In Reaktion auf die Pläne der Politik hatten die Gewerkschaften und Beschäftigten der Theater in einer großen gemeinsamen Solidaritätsaktion unter dem Motto #rettedeintheater zum Protest aufgerufen. Seit dem 9. Oktober wird nach allen Vorstellungen das Publikum durch Ansagen und Fotoaktionen über die Pläne der Landesregierung informiert, zudem wurde eine Online-Petition gestartet, die bereits über 6.000 Unterzeichnende gefunden hat. Rund 8.000 Protest-Postkarten wurden an die Staatskanzlei gesandt mit dem Apell an Ministerpräsident Stephan Weil, die Sparpläne des Finanzministeriums sowie des Ministeriums für Wissenschaft und Kultur zu verhindern und die Finanzierung der Theater mit Blick auf die aktuellen Arbeitsbedingungen grundsätzlich in den Blick zu nehmen.

 

Gemeinsam mit Gewerkschaften und Arbeitnehmervertretungen

Alrun Hofert, Schauspielerin und im Vorstand des Lokalverbands Hannover der Genossenschaft deutscher Bühnenangehöriger (GDBA), betont die Kurzsichtigkeit der Sparpläne: "Millionen Euro wurden zur Verfügung gestellt, um die Institutionen während der Corona-Pandemie vor dem wirtschaftlichen Kollaps zu bewahren.

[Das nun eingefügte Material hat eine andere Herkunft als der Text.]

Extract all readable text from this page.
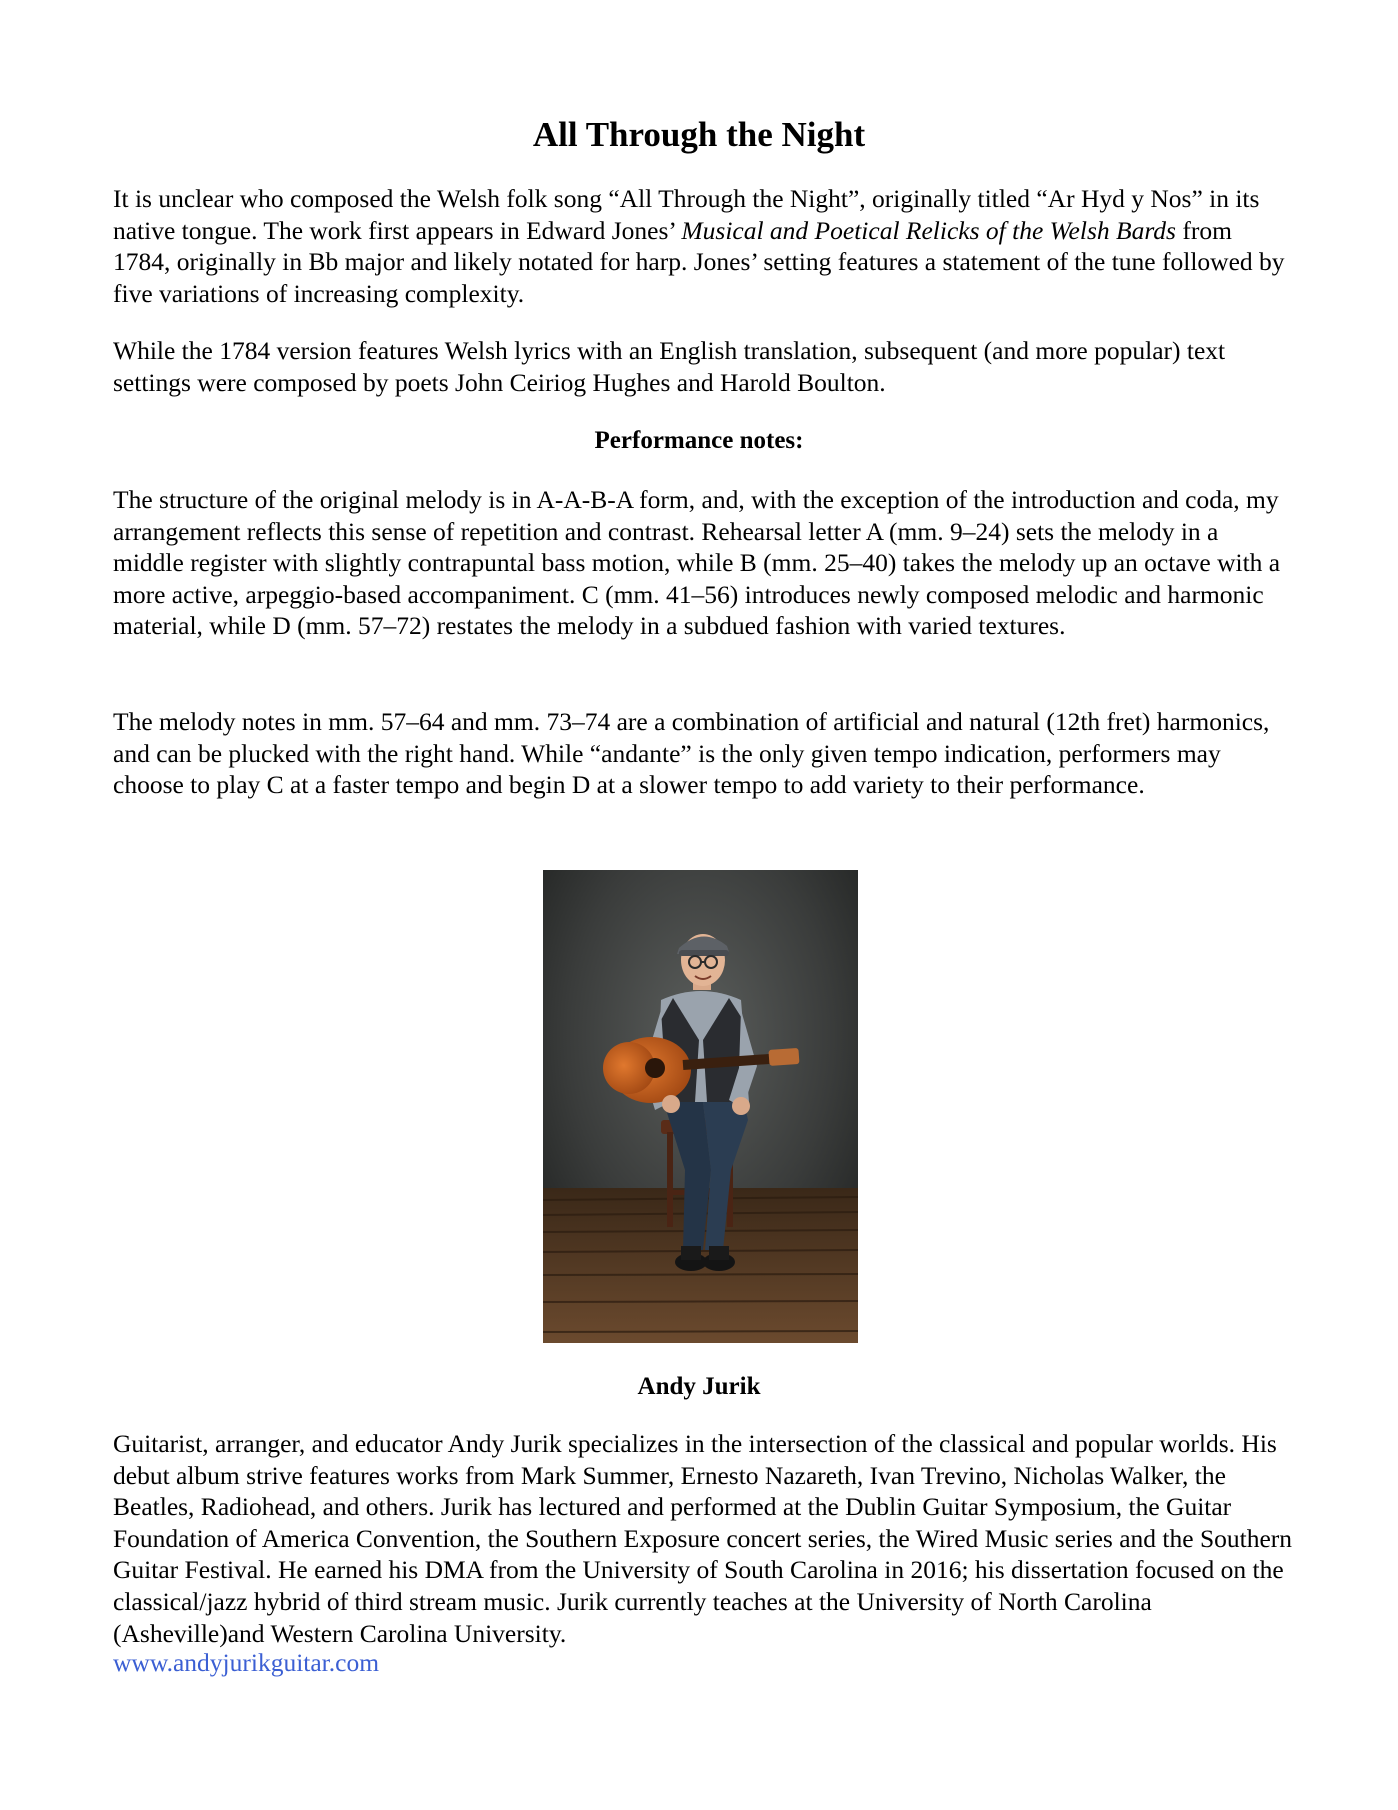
All Through the Night

It is unclear who composed the Welsh folk song “All Through the Night”, originally titled “Ar Hyd y Nos” in its native tongue. The work first appears in Edward Jones’ Musical and Poetical Relicks of the Welsh Bards from 1784, originally in Bb major and likely notated for harp. Jones’ setting features a statement of the tune followed by five variations of increasing complexity.

While the 1784 version features Welsh lyrics with an English translation, subsequent (and more popular) text settings were composed by poets John Ceiriog Hughes and Harold Boulton.

Performance notes:

The structure of the original melody is in A-A-B-A form, and, with the exception of the introduction and coda, my arrangement reflects this sense of repetition and contrast. Rehearsal letter A (mm. 9–24) sets the melody in a middle register with slightly contrapuntal bass motion, while B (mm. 25–40) takes the melody up an octave with a more active, arpeggio-based accompaniment. C (mm. 41–56) introduces newly composed melodic and harmonic material, while D (mm. 57–72) restates the melody in a subdued fashion with varied textures.

The melody notes in mm. 57–64 and mm. 73–74 are a combination of artificial and natural (12th fret) harmonics, and can be plucked with the right hand. While “andante” is the only given tempo indication, performers may choose to play C at a faster tempo and begin D at a slower tempo to add variety to their performance.

Andy Jurik

Guitarist, arranger, and educator Andy Jurik specializes in the intersection of the classical and popular worlds. His debut album strive features works from Mark Summer, Ernesto Nazareth, Ivan Trevino, Nicholas Walker, the Beatles, Radiohead, and others. Jurik has lectured and performed at the Dublin Guitar Symposium, the Guitar Foundation of America Convention, the Southern Exposure concert series, the Wired Music series and the Southern Guitar Festival. He earned his DMA from the University of South Carolina in 2016; his dissertation focused on the classical/jazz hybrid of third stream music. Jurik currently teaches at the University of North Carolina (Asheville)and Western Carolina University.

www.andyjurikguitar.com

Die Absicht der Landesregierung, die Tariferhöhungen für ihre Theater jetzt nicht ausgleichen zu wollen und die Förderung der freien Theater nicht zu verstetigen, führt hintenrum zu einem Millionen-Defizit bei den Theatern, der Personal- und Angebotsabbau zur Folge haben wird. Gleichzeitig helfen diese eingesparten Summen keineswegs, den Landeshaushalt zu sanieren. Sie bringen die Theater, die ohnehin auf dem Zahnfleisch gehen, in eine gefährliche Schieflage." Der Protest wird iniziiert und maßgeblich getragen von den Beschäftigten der Theater sowie von den Arbeitnehmerorganisationen Genossenschaft deutscher Bühnenangehöriger (GDBA), Vereinte Dienstleitungsgewerkschaft (ver.di), Vereinigung deutscher Opernchöre und Bühnentänzer (VdO) und Deutsche Orchestervereinigung (DOV).

 

Demonstration am 10.11.2021

Alrun Hofert weist zudem auf die ohnehin oft prekären Arbeitsverhältnisse an vielen Theatern hin: "Die Theaterschaffenden arbeiten bereits auf einem vergleichsweise geringen Lohnniveau und sind vielfach unterbezahlt. Unsere gewerkschaftlichen Bemühungen, für nachhaltig bessere Arbeitsbedingungen zu kämpfen, werden durch die Haushaltspläne des Finanzministeriums und des Ministeriums für Wissenschaft und Kultur massiv geschwächt. Die Kürzungen dürfen nicht auf dem Rücken der Arbeitnehmer:innen ausgetragen werden!" Die von den Gewerkschaften angemeldete Demonstration startet am Mittwoch 10.11.2021 um 11 Uhr am Opernplatz und führt zu einer Kundgebung vor dem Niedersächsischen Landtag, wo sie gegen 14 Uhr endet. Es werden Demonstrationsteilnehmer:innen in vierstelliger Anzahl erwartet. An der Demonstration nehmen auch Theater-Beschäftigte aus mehreren Städten teil, die dafür nach Hannover anreisen.